Writing Apache Modules with Perl and C

Writing Apache Modules with Perl and C

By:	Lincoln Stein and Doug MacEachern
Published:	O'Reilly & Associates, Inc. - March 1999

Show Contents Previous Page Next Page

Chapter 4 - Content Handlers
Processing Input

In this section...

Introduction

CGI Parameters

Additional Path Information

Introduction

Show Contents Go to Top Previous Page Next Page

You can make the virtual documents generated by the Apache API interactive in exactly the way that you would documents generated by CGI scripts. Your module will generate an HTML form for the user to fill out. When the user completes and submits the form, your module will process the parameters and generate a new document, which may contain another fill-out form that prompts the user for additional information. In addition, you can store information inside the URI itself by placing it in the additional path information part.

CGI Parameters

Show Contents Go to Top Previous Page Next Page

When a fill-out form is submitted, the contents of its fields are turned into a series of name=value parameter pairs that are available for your module's use. Unfortunately, correctly processing these parameter pairs is annoying because, for a number of historical reasons, there are a variety of formats that you must know about and deal with. The first complication is that the form may be submitted using either the HTTP GET or POST method. If the GET method is used, the URI encoded parameter pairs can be found separated by ampersands in the "query string," the part of the URI that follows the ? character:

http:////?=&=&=...

To recover the parameters from a GET request, mod_perl users should use the request object's args() method. In a scalar context this method returns the entire query string, ampersands and all. In an array context, this method returns the parsed name=value pairs; however, you will still have to do further processing in order to correctly handle multivalued parameters. This feature is only found in the Perl API. Programmers who use the C API must recover the query string from the request object's args field and do all the parsing manually.

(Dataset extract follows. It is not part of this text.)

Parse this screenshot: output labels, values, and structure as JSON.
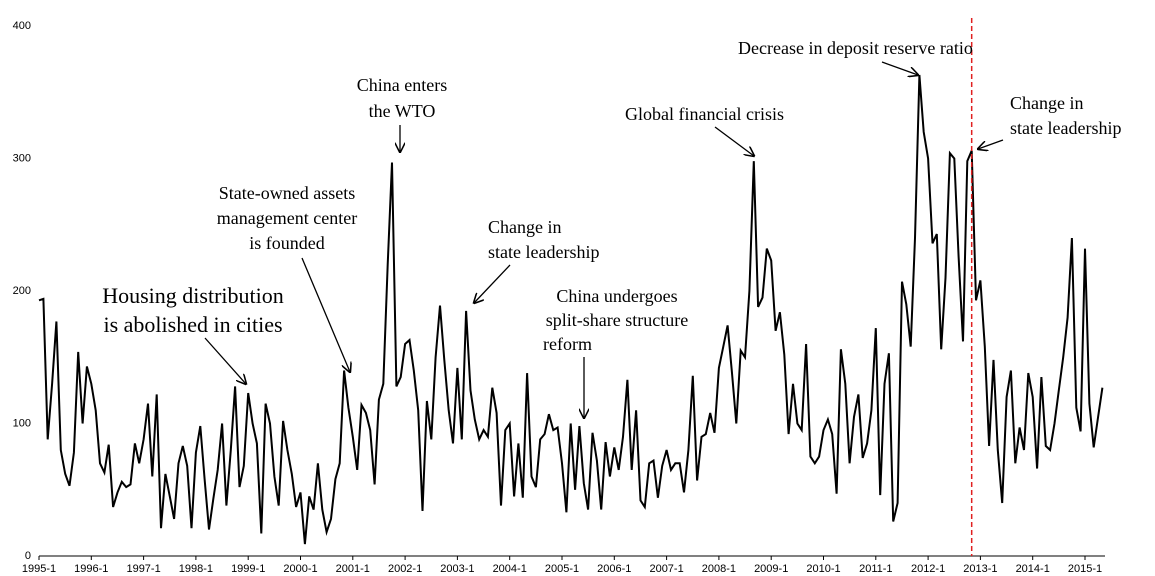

If the client uses the POST method to submit the fill-out form, the parameter pairs can be found in something called the "client block." C API users must call three functions named setup_client_block(), should_client_block(), and get_client_block() in order to retrieve the information.

While these methods are also available in the Perl API, mod_perl users have an easier way: they need only call the request object's content() method to retrieve the preparsed list of name=value pairs. However, there's a catch: this only works for the older application/x-www-form-urlencoded style of parameter encoding. If the browser uses the newer multipart/form-data encoding (which is used for file uploads, among other things), then mod_perl users will have to read and parse the content information themselves. read() will fetch the unparsed content information by looping until the requested number of bytes have been read (or a pre-determined timeout has occurred). Fortunately, there are a number of helpful modules that allow mod_perl programmers to accept file uploads without parsing the data themselves, including CGI.pm and Apache::Request, both of which we describe later.

To show you the general technique for prompting and processing user input, Example 4-10 gives a new version of Apache::Hello. It looks for a parameter named user_name and displays a customized welcome page, if present. Otherwise, it creates a more generic message. In both cases, it also displays a fill-out form that prompts the user to enter a new value for user_name. When the user presses the submission button labeled "Set Name," the information is POSTed to the module and the page is redisplayed (Figure 4-4).

Figure 4-4. The Apache::Hello2 module can process user input.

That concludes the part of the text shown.